Adaptivity: The algorithm does not require any prior knowledge about the extent of the distribution shift and automatically adapts to the non-stationarity level of the sequence.
Computational Efficiency Improvement: In binary classification scenarios, only 1 ERM invocation is needed (vs. \(O(\log n)\) in prior work), at the sole cost of inflating the excess risk bound by an \(O(\log n)\) factor.
New Optimal Algorithms for TV Denoising: Algorithms satisfying pointwise error bounds automatically become optimal for TV denoising, an implication previously unrecognized.
Advantages and Limitations of Higher-order Wavelets: DB8 performs vastly better than HAAR on smooth trends, but HAAR is more robust in highly non-stationary/high-noise scenarios.

Highlights & Insights¶

The Power of Perspective Shift: The transition from "selecting the optimal window" to "denoising in the wavelet domain" translates a challenging adaptive problem into classical wavelet theory, demonstrating the profound value of signal processing tools in statistical learning theory.
Consistency between Theory and Practice: The wavelet sparsity advantage predicted by Lemma 1 is clearly verified in experiments—the Doppler signal is truly sparse in the DB8 wavelet domain, where the MSE of AVG is 0.51 while DB8 achieves 0.007.
Differentiability Maintenance: The soft-thresholding-based ERM objective maintains differentiability, which is crucial for practical applications in the deep learning era.
Wavelet Selection Analogy to Kernel Selection: The authors analogize the choice of wavelet basis to the choice of kernel functions in Gaussian processes, both of which require guidance from prior knowledge of the application scenario.

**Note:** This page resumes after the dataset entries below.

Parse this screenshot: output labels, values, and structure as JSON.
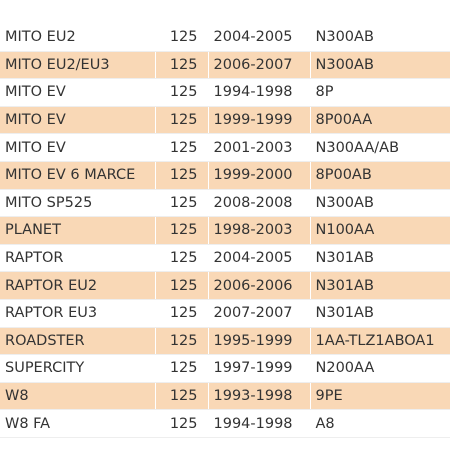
{
  "table": {
    "rows": [
      [
        "MITO EU2",
        "125",
        "2004-2005",
        "N300AB"
      ],
      [
        "MITO EU2/EU3",
        "125",
        "2006-2007",
        "N300AB"
      ],
      [
        "MITO EV",
        "125",
        "1994-1998",
        "8P"
      ],
      [
        "MITO EV",
        "125",
        "1999-1999",
        "8P00AA"
      ],
      [
        "MITO EV",
        "125",
        "2001-2003",
        "N300AA/AB"
      ],
      [
        "MITO EV 6 MARCE",
        "125",
        "1999-2000",
        "8P00AB"
      ],
      [
        "MITO SP525",
        "125",
        "2008-2008",
        "N300AB"
      ],
      [
        "PLANET",
        "125",
        "1998-2003",
        "N100AA"
      ],
      [
        "RAPTOR",
        "125",
        "2004-2005",
        "N301AB"
      ],
      [
        "RAPTOR EU2",
        "125",
        "2006-2006",
        "N301AB"
      ],
      [
        "RAPTOR EU3",
        "125",
        "2007-2007",
        "N301AB"
      ],
      [
        "ROADSTER",
        "125",
        "1995-1999",
        "1AA-TLZ1ABOA1"
      ],
      [
        "SUPERCITY",
        "125",
        "1997-1999",
        "N200AA"
      ],
      [
        "W8",
        "125",
        "1993-1998",
        "9PE"
      ],
      [
        "W8 FA",
        "125",
        "1994-1998",
        "A8"
      ]
    ]
  }
}
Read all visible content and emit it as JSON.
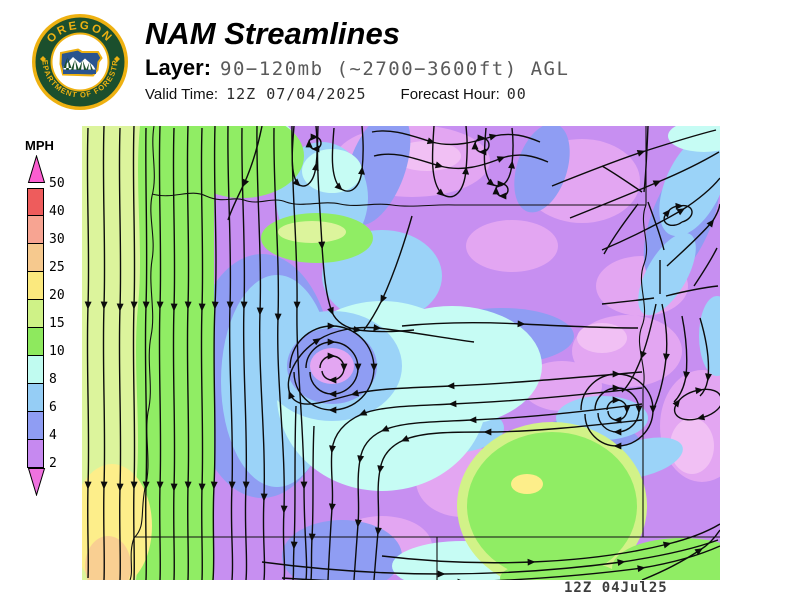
{
  "header": {
    "title": "NAM Streamlines",
    "layer_label": "Layer:",
    "layer_value": "90−120mb (~2700−3600ft) AGL",
    "valid_time_label": "Valid Time:",
    "valid_time_value": "12Z 07/04/2025",
    "forecast_hour_label": "Forecast Hour:",
    "forecast_hour_value": "00"
  },
  "logo": {
    "top_text": "OREGON",
    "bottom_text": "DEPARTMENT OF FORESTRY",
    "gold": "#eeb111",
    "ring_green": "#1b4f2d",
    "shield_blue": "#2a548f"
  },
  "legend": {
    "title": "MPH",
    "ticks": [
      "50",
      "40",
      "30",
      "25",
      "20",
      "15",
      "10",
      "8",
      "6",
      "4",
      "2"
    ],
    "segment_colors": [
      "#ee5c5c",
      "#f7a492",
      "#f6c98e",
      "#fbe97e",
      "#cff287",
      "#8ee95e",
      "#c0fbf0",
      "#95cdf5",
      "#8f9df3",
      "#c689f0"
    ],
    "arrow_top_color": "#fb5ed0",
    "arrow_bottom_color": "#ef72df"
  },
  "map": {
    "timestamp": "12Z 04Jul25",
    "field_colors": {
      "calm_under_2mph": "#e3a6f2",
      "2_4mph_violet": "#c78ff1",
      "4_6mph_periwinkle": "#8f9df3",
      "6_8mph_blue": "#9bd3f8",
      "8_10mph_cyan": "#c6fcf4",
      "10_15mph_green": "#90ed64",
      "15_20mph_yellowgreen": "#dcf49c",
      "20_25mph_yellow": "#fdee8a",
      "25_30mph_orange": "#f9cf92"
    }
  }
}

Limitations & Future Work¶

Wavelet Basis Selection lacks a principled method, currently relying on prior intuition regarding data trends.
Noise Assumptions require i.i.d. sub-Gaussian noise, whereas noise in real-world scenarios may be heteroscedastic or correlated.
Lacks a concrete construction showing Lemma 1 is strictly superior to Theorem 2, providing only empirical comparisons.
Higher-order wavelets introduce numerical instability and larger variance, potentially failing in small-sample, high-noise scenarios.
Does not address how to extend the method to related problems such as change-point detection.

Mazzetto & Upfal (2023): First to address this open problem; based on local stability metrics, it is the direct target of improvement in this paper.
Han et al. (2024) (ARW): Another adaptive method that does not require prior knowledge of the noise standard deviation.
Donoho (1995): Classical work on wavelet soft-thresholding; this paper migrates it from signal denoising to distribution shift estimation.
Baby et al. (2021) (Aligator): Achieves optimal MSE rates for TV denoising via online learning, but lacks pointwise error guarantees.
Insights: Classical tools from signal processing (wavelet transforms, soft-thresholding) still hold profound application value in modern machine learning theory problems.

Rating¶

Dimension	Rating (1-5)	Explanation
Theoretical Depth	5	Multi-layered theoretical system: general bounds, Haar bounds, classification applications, and TV denoising connections.
Novelty	4	Novel perspective, though the core tool (wavelet thresholding) is classical; the innovation lies in establishing the connections.
Experimental Thoroughness	4	Validated on both synthetic and real-world data, though the real-world dataset scale is relatively small.
Practicality	3	Beautiful theoretical results, but practical guidance on wavelet selection is limited.
Writing Quality	4	Clear logic and well-defined contributions, though notations are somewhat heavy.

Overall Score: 4.0/5 — A theoretically solid work with a unique perspective, successfully introducing wavelet theory to the distribution shift estimation problem and revealing key cross-domain connections.